As previously reported here, the Office for Civil Rights (OCR) at the Department of Health and Human Services (HHS) announced in March 2020 that it would exercise discretion in enforcement actions related to HIPAA restrictions that might otherwise limit the good faith provision of telehealth services. But with the pandemic and the implementation of work-from-home policies, health care providers — so called “Covered Entities” — must be more vigilant than ever to employ commercially reasonable efforts to safeguard the protected health information (PHI) of patients.
One recent enforcement action is a case in point. On July 27, 2020, OCR announced a $1,040,000 settlement with Lifespan Health System Affiliated Covered Entity (Lifespan) to settle alleged violations of HIPAA’s Privacy and Security Rules. The settlement followed Lifespan’s self-disclosure to OCR of the theft of an employee’s laptop from a locked car. The laptop contained the PHI of 20,431 patients across various affiliated provider facilities. The exposed PHI included patients’ names, medical record numbers, demographic information, and medication information. OCR’s investigation determined that there was systemic noncompliance with the HIPAA Rules including a failure to encrypt PHI on laptops after Lifespan determined it was reasonable and appropriate to do so. The investigation also found other controls lacking, including the absence of device and media controls, and the failure to have business associate agreements in place among healthcare provider affiliates. OCR Director, Roger Severino, touted the settlement stating, “[l]aptops, cellphones, and other mobile devices are stolen every day, that’s the hard reality. Covered entities can best protect their patients’ data by encrypting mobile devices to thwart identity thieves.” In addition to the monetary settlement, Lifespan agreed to a corrective action plan that includes two years of monitoring. The resolution agreement and corrective action plan may be found at: https://www.hhs.gov/sites/default/files/lifespan-ra-cap-signed.pdf.
HIPAA’s standards for the lawful use and disclosure of PHI can be onerous. Covered Entities must conduct annual audits to assess gaps in security, remediate those gaps in security, draft and revise policies and procedures to comply with HIPAA, train personnel, vet and manage vendors with access to PHI, and create processes to respond to and report breaches, among other things.

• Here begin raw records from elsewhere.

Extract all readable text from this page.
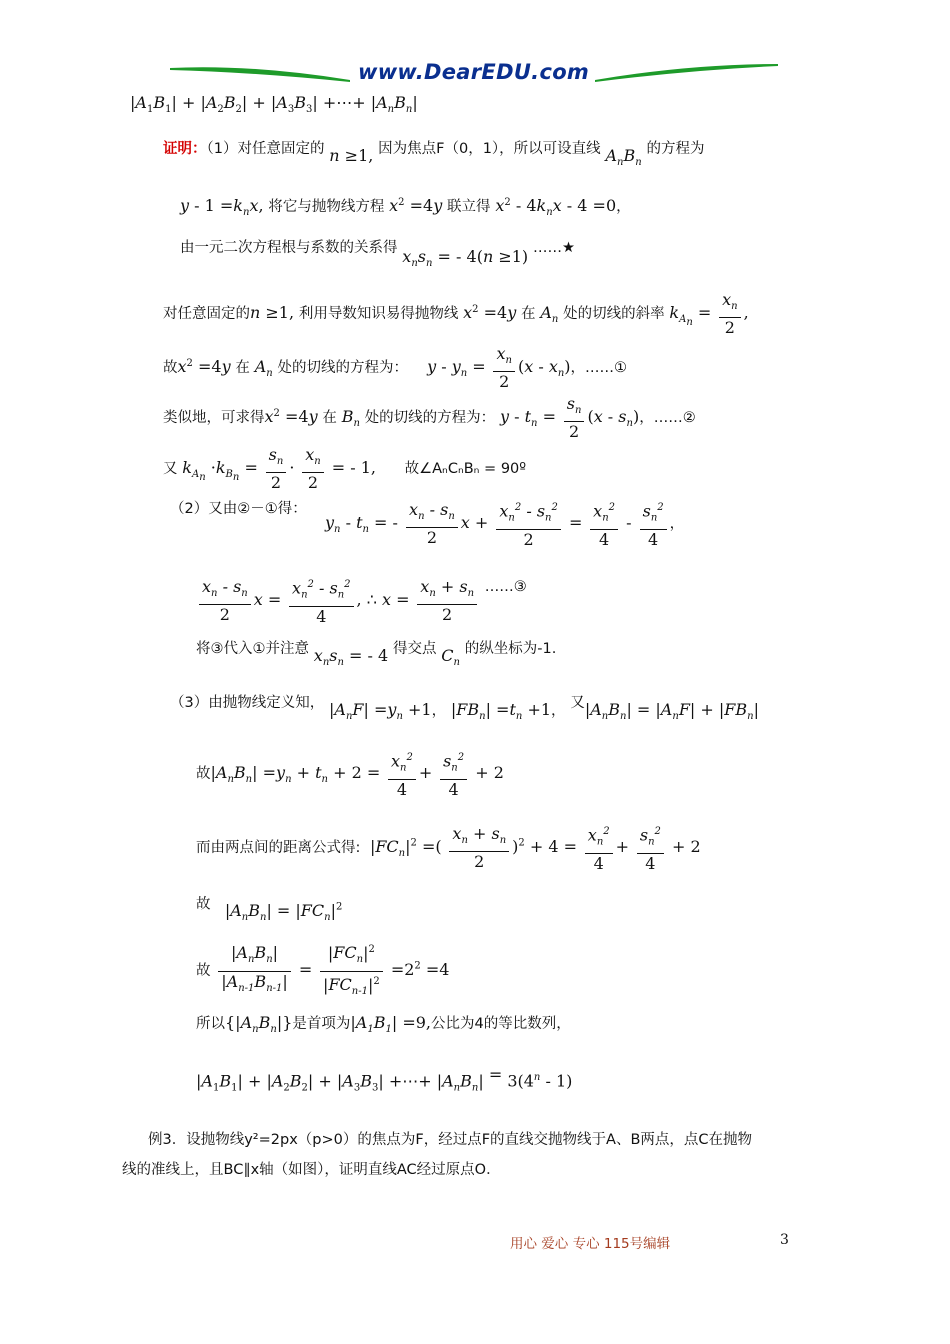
www.DearEDU.com
$|A_1B_1| + |A_2B_2| + |A_3B_3|$ +⋯+ $|A_nB_n|$
证明：（1）对任意固定的 n ≥1, 因为焦点F（0，1），所以可设直线 $A_nB_n$ 的方程为
$y - 1 =k_nx$, 将它与抛物线方程 $x^2 =4y$ 联立得 $x^2 - 4k_nx - 4 =0$，
由一元二次方程根与系数的关系得 $x_ns_n$ = - 4(n ≥1) ……★
对任意固定的n ≥1, 利用导数知识易得抛物线 $x^2 =4y$ 在 $A_n$ 处的切线的斜率 $k_{A_n} = \frac{x_n}{2}$ ,
故$x^2 =4y$ 在 $A_n$ 处的切线的方程为： $y - y_n = \frac{x_n}{2} (x - x_n)$，……①
类似地，可求得$x^2 =4y$ 在 $B_n$ 处的切线的方程为： $y - t_n = \frac{s_n}{2} (x - s_n)$，……②
又 $k_{A_n} \cdot k_{B_n} = \frac{s_n}{2} \cdot \frac{x_n}{2}$ = - 1, 故∠AₙCₙBₙ = 90º
（2）又由②－①得：
$y_n - t_n$ = - $\frac{x_n - s_n}{2}$ $x + \frac{x_n^2 - s_n^2}{2} = \frac{x_n^2}{4} - \frac{s_n^2}{4}$ ，
$\frac{x_n - s_n}{2}$ $x = \frac{x_n^2 - s_n^2}{4}$ , ∴ $x = \frac{x_n + s_n}{2}$ ……③
将③代入①并注意 $x_ns_n$ = - 4 得交点 $C_n$ 的纵坐标为-1.
（3）由抛物线定义知， $|A_nF| =y_n +1$， $|FB_n| =t_n +1$， 又$|A_nB_n| = |A_nF| + |FB_n|$
故$|A_nB_n| =y_n + t_n + 2 = \frac{x_n^2}{4} + \frac{s_n^2}{4} + 2$
而由两点间的距离公式得: $|FC_n|^2$ =( $\frac{x_n + s_n}{2} )^2 + 4 = \frac{x_n^2}{4} + \frac{s_n^2}{4} + 2$
故 $|A_nB_n| = |FC_n|^2$
故 $\frac{|A_nB_n|}{|A_{n-1}B_{n-1}|} = \frac{|FC_n|^2}{|FC_{n-1}|^2} =2^2 =4$
所以$\{|A_nB_n|\}$是首项为$|A_1B_1| =9$,公比为4的等比数列，
$|A_1B_1| + |A_2B_2| + |A_3B_3|$ +⋯+ $|A_nB_n| = 3(4^n - 1)$
例3．设抛物线y²=2px（p>0）的焦点为F，经过点F的直线交抛物线于A、B两点，点C在抛物
线的准线上，且BC∥x轴（如图），证明直线AC经过原点O．
用心 爱心 专心 115号编辑	3
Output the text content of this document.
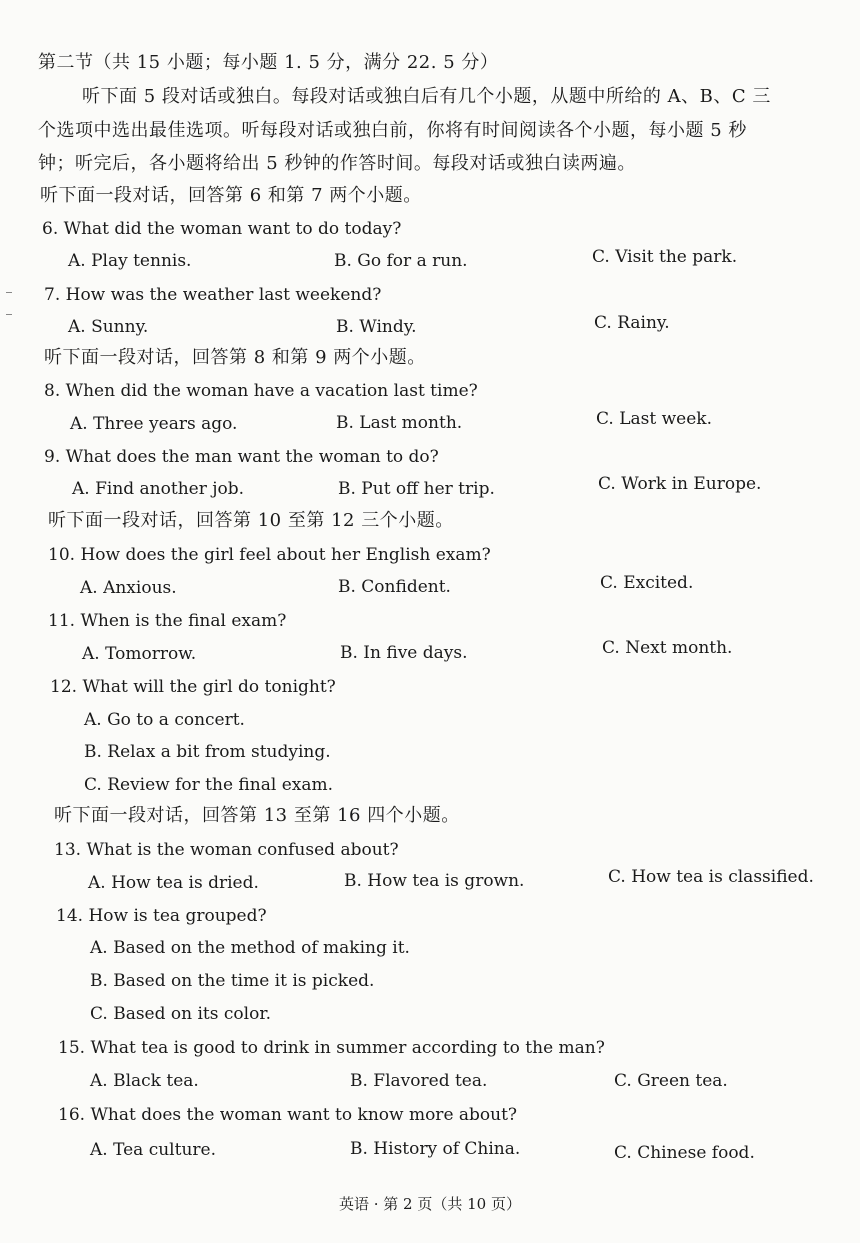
第二节（共 15 小题；每小题 1. 5 分，满分 22. 5 分）
听下面 5 段对话或独白。每段对话或独白后有几个小题，从题中所给的 A、B、C 三
个选项中选出最佳选项。听每段对话或独白前，你将有时间阅读各个小题，每小题 5 秒
钟；听完后，各小题将给出 5 秒钟的作答时间。每段对话或独白读两遍。
听下面一段对话，回答第 6 和第 7 两个小题。
6. What did the woman want to do today?
A. Play tennis.	B. Go for a run.	C. Visit the park.
7. How was the weather last weekend?
A. Sunny.	B. Windy.	C. Rainy.
听下面一段对话，回答第 8 和第 9 两个小题。
8. When did the woman have a vacation last time?
A. Three years ago.	B. Last month.	C. Last week.
9. What does the man want the woman to do?
A. Find another job.	B. Put off her trip.	C. Work in Europe.
听下面一段对话，回答第 10 至第 12 三个小题。
10. How does the girl feel about her English exam?
A. Anxious.	B. Confident.	C. Excited.
11. When is the final exam?
A. Tomorrow.	B. In five days.	C. Next month.
12. What will the girl do tonight?
A. Go to a concert.
B. Relax a bit from studying.
C. Review for the final exam.
听下面一段对话，回答第 13 至第 16 四个小题。
13. What is the woman confused about?
A. How tea is dried.	B. How tea is grown.	C. How tea is classified.
14. How is tea grouped?
A. Based on the method of making it.
B. Based on the time it is picked.
C. Based on its color.
15. What tea is good to drink in summer according to the man?
A. Black tea.	B. Flavored tea.	C. Green tea.
16. What does the woman want to know more about?
A. Tea culture.	B. History of China.	C. Chinese food.
英语 · 第 2 页（共 10 页）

And, under the best of circumstances, these requirements can lead to problems, exposing Covered Entities to regulatory fines. Some of the more common enforcement actions arise out of failing to properly safeguard PHI, failing to enter into the appropriate business associate agreements and/or disclosing PHI in a way that is not allowable under the law.
The Lifespan settlement is an important reminder that Covered Entities need to be proactive about protecting PHI in order to avoid and/or mitigate the consequences of a breach. Regular assessments of your security procedures is not only prudent, it’s the law.